Large-eddy simulation of cloud streets over the East China Sea during cold-air outbreak events

Convective boundary layer develops as very cold air originated from Siberia and China breaks out over the Japan Sea, the Yellow Sea, and the East China Sea during winter seasons. The CBL quickly deepens away from the coastline of China with increasing fetch length and increasing sea surface temperature. As the depth of the CBL changes, the embedded roll vortices (cloud streets) grow in size. The convection eventually becomes three-dimensional in the farther downstream region.

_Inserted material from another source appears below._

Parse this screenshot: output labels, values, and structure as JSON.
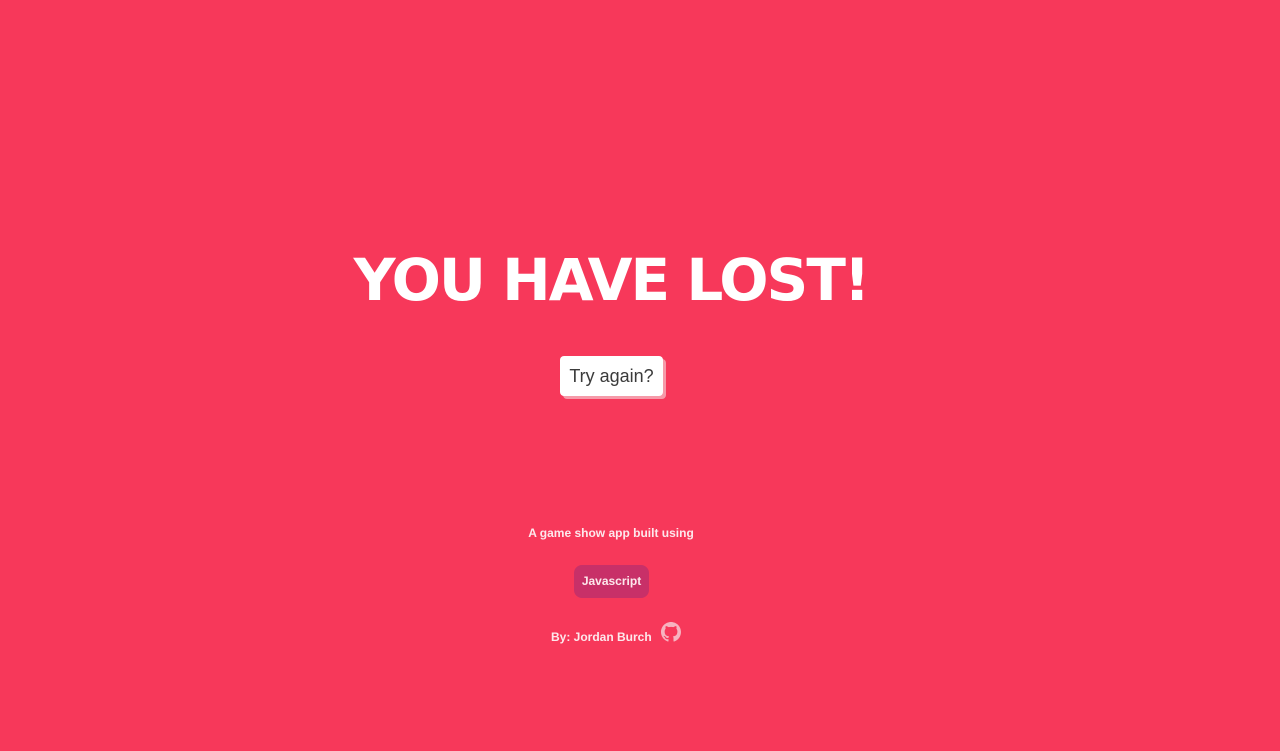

We have used the National Taiwan University / Purdue mesoscale numerical model to simulate the early development stage of the phenomena. The model solves a fully compressible, nonhydrostatic system of equations explicitly with a two-stage forward-backward time integration scheme. Since the numerical procedure is neutral with respect to both sound waves and internal gravity waves, there is no need to impose any time-smoother in the model. Thus, the model results can be very accurate and numerically stable. In addition, the explicit algorithm is particularly suited for parallel computation. Our computer program is efficiently parallelized and it is suited for this very demanding problem in terms of computer resources.

With the use of an open lateral boundary condition along the mean wind direction on both ends of the calculating domain, we are able to simulate the roll vortices under heterogeneous environment. Our preliminary results showed that the size of convection rolls indeed changes along the mean wind direction and the model reproduces all major characteristics of the CBL.